What is the Schengen Area in Europe and how does it affect TESOL teachers?

If you have done any research into teaching English in Europe it is likely that you have read something about the Schengen Area that is made up of 26 countries with a combined population of over 400 million people. Set up in 1985, the Schengen Area has essentially removed all border controls between member countries allowing the free movement of people within the whole area. Prior to this, anyone wanting to travel between any country in the area would need to go through full passport checks at every border they wanted to cross. Now TESOL teachers are free to travel at will across the Schengen Area without any restrictions. Please note that the Schengen Area should not be confused with the European Union which is a separate institution.

How long can I stay in the Schengen Area?

Once you have entered any country that is a member of the Schengen Area you are free to move around the whole area for as long as your initial entry visa allows. The length of entry you are granted might vary depending on your nationality, however, a standard tourist visa is typically valid for 90 days from the day of entry. This 90 day period is for the time you actually spend in the Schengen Area, so if you leave the area to visit a non-member country the time you spend outside doesn't count towards your 90 days.

Once the 90 days is up, when can I re-enter the Schengen Zone?

Once again, this will depend on where you are from, however, teachers with an American passport are allowed to spend 90 days in the area within a 180 day period. Once the initial 180 day time frame has expired, you can re-enter the area for another 90 days within the following 180 day period. Unfortunately, you cannot simply cross a border to another country and then gain a new 90 day visa by crossing back again as you can in some other parts of the world. However, if you gain a longer-term visa at any time during your stay the issue of 90 days and 180 days etc., becomes irrelevant.

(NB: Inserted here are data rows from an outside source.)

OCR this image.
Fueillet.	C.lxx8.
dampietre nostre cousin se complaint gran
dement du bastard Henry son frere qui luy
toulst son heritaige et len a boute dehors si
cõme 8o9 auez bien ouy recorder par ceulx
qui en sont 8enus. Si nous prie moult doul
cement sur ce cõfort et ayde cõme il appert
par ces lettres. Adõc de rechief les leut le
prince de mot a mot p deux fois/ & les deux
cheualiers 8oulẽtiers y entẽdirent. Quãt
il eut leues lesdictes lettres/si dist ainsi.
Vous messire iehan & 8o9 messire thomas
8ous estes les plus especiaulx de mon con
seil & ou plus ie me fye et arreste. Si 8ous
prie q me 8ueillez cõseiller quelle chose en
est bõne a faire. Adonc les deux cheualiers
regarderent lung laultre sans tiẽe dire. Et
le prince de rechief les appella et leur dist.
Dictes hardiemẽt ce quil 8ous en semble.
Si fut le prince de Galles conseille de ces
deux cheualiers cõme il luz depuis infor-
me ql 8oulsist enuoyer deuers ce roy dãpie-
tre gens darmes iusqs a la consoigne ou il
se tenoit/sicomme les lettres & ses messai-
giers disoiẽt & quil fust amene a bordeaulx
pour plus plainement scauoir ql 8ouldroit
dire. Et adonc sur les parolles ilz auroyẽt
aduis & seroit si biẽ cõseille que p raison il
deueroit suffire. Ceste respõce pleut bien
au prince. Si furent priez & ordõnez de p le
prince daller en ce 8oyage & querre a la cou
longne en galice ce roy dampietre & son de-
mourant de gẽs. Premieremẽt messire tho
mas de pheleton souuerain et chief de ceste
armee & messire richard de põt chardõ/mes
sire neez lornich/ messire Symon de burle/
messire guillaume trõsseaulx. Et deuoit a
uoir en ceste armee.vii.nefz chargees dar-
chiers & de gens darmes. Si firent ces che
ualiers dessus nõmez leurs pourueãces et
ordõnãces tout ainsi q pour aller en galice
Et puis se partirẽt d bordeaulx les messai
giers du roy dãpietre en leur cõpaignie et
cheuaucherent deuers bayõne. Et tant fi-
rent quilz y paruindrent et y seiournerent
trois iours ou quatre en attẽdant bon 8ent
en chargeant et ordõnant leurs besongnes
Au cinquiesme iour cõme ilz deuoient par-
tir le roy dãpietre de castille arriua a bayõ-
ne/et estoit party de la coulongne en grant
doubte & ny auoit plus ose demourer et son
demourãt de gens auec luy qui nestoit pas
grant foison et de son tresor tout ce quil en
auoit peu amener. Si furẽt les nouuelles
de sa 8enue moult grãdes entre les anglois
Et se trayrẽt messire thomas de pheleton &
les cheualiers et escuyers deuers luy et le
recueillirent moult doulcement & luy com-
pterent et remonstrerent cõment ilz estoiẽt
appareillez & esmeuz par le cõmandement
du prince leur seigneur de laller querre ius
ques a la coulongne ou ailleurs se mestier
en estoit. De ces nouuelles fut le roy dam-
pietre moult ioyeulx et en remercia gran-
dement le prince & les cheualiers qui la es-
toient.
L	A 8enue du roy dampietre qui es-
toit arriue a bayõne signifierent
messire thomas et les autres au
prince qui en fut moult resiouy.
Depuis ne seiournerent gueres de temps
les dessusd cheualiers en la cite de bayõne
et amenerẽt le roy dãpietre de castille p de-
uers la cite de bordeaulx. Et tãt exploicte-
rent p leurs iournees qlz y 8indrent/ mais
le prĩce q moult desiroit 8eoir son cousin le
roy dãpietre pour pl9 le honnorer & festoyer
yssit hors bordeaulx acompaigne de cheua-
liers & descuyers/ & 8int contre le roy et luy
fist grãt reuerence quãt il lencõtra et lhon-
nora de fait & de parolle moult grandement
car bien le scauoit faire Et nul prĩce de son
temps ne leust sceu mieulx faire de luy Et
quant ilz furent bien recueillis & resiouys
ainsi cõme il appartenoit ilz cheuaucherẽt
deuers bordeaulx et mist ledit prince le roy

As these regulations are subject to change at any time and member countries could potentially leave or join the area, you should check the latest situation before leaving home if you think it could affect your plans. It is also worth noting that some nationalities cannot gain a standard tourist visa on arrival as they need to apply in advance from within their own country. Once again, we recommend that you check the current visa situation by visiting the embassy website of your chosen destination before making any final travel plans.